Yes, absolutely. Some policyholders that are currently being told their policies do not extend to cover this will be paid out. I'm quite confident of that. But similarly, we've been clear from the start that there will be some policies worded very narrowly that will not in any circumstances pay out.

How the campaign works

The crowdfunding campaign is asking for businesses to pledge £200 to join the action, as well as accepting donations, and has already raised more than £20,000.

With the initial target reached, a three-phase plan to support hospitality businesses who have had claims rejected is under way.

Phase one will be a review of policies and insurers' reasons for declining claims, followed by the preparation of advice on coverage under each category of policy.

Phase two, informed in part by the FCA test cases, will focus on pre-action representation with formal letters being sent to insurers setting out the position on coverage. Their responses will then be reviewed and reported with settlement, in principle, being attempted.

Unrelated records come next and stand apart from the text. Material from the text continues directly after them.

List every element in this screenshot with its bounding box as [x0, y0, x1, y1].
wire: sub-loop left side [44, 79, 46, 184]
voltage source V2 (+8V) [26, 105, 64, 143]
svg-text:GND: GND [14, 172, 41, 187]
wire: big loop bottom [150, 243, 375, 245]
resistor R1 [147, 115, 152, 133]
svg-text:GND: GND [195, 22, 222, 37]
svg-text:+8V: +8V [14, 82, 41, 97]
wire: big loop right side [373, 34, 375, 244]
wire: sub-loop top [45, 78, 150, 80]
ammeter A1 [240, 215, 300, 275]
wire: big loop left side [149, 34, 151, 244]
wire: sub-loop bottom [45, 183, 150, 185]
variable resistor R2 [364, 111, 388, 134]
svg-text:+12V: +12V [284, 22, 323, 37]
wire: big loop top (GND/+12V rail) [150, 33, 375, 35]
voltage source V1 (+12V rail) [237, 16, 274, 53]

If phase two fails to bring immediate results, phase three will be implemented in the form of litigation.

Best Western and Vine Hotels were among the first to join the effort, along with many independent businesses, including restaurants, venues and accommodation providers, as well as the Night Time Industries Association and Oxsana Hospitality.

All funds received are held by CrowdJustice to fund legal costs, with any money remaining to be donated to charity.

Aaron Le Marquer, partner, Fenchurch Law

Aaron Le Marquer
Aaron Le Marquer

Many policies will cover the holder only where there has been damage to their property – that's the primary coverage for business interruption losses. People with only this cover will struggle to establish a claim.

The main points we are really focusing on are extensions where insurers provide cover for losses where there has not been damage.

Some policyholders will have infectious disease cover, for loss of profits if they have to close down because of either an outbreak of a certain type of disease on their premises or within a certain radius. Some policies will provide a list of diseases that are covered, none of which will list Covid-19, and other policies will say ‘any notifiable disease', which Covid-19 now is.

The other form of extension is a public authority extension, providing cover if a public authority tells not to use your property for any particular purpose.

The arguments being put forward by the insurers are around causation, so they would say that even if hospitality businesses had not been ordered to close by the government, the government has told all your customers to stay at home – so the lockdown is the real cause of your losses.

If you have notifiable disease cover, the insurers will argue the outbreak is not what has caused the loss here: it's the government ordering you to shut down. Depending on what area we are looking at, the insurers will argue it in different ways.

We think there are good, arguable cases to be made in respect of a lot of these policies and I would be very surprised if the FCA action did not result in some benefit to policyholders.